The San Diego History Center (in the Casa de Balboa) has organized two exhibitions: "San Diego Invites the World: The 1915 Expo," to run from Saturday to March 31, 2016; and "Masterworks: Art of the Exposition Era," running through Jan. 3. The center is also screening a 30-minute documentary, "Balboa Park: The Jewel of San Diego," usually at 11 a.m. and 1 and 3 p.m. daily. Call 619-232-6203 to be sure.

The Spreckels Organ Pavilion includes the Spreckels Organ, one of the world’s largest outdoor organs, with 4,530 pipes. At 2 p.m. every Sunday, there’s a free hourlong organ concert.
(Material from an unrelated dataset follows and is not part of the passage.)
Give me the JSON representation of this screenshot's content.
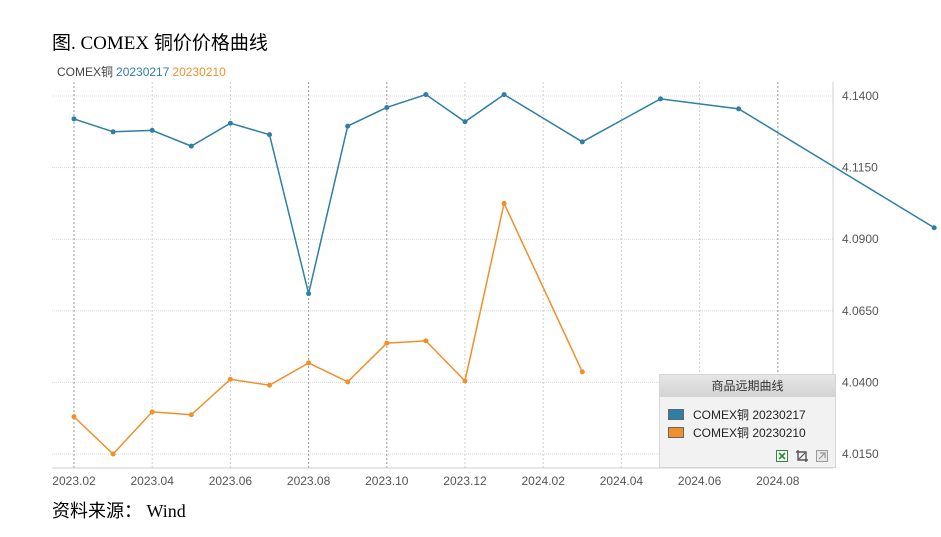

Just about any time, the pavilion’s seats give you a chance to sit and relax.

The San Diego Zoo, now a 100-acre landmark ( with a sibling San Diego Zoo Safari Park near the northern end of San Diego County, was conceived during the second year of that first expo. Its first animals, including a bear named Caesar, descended from a group that was displayed along the San Diego expo’s Isthmus midway in 1916.

Cabrillo Bridge, designed as the expo’s grand entrance, is a concrete span of seven arches over Cabrillo Canyon and California Route 163. It was closed to cars for seismic upgrades and other repairs in early 2014 but is now open to pedestrians, cyclists and cars approaching from the west on Laurel Street.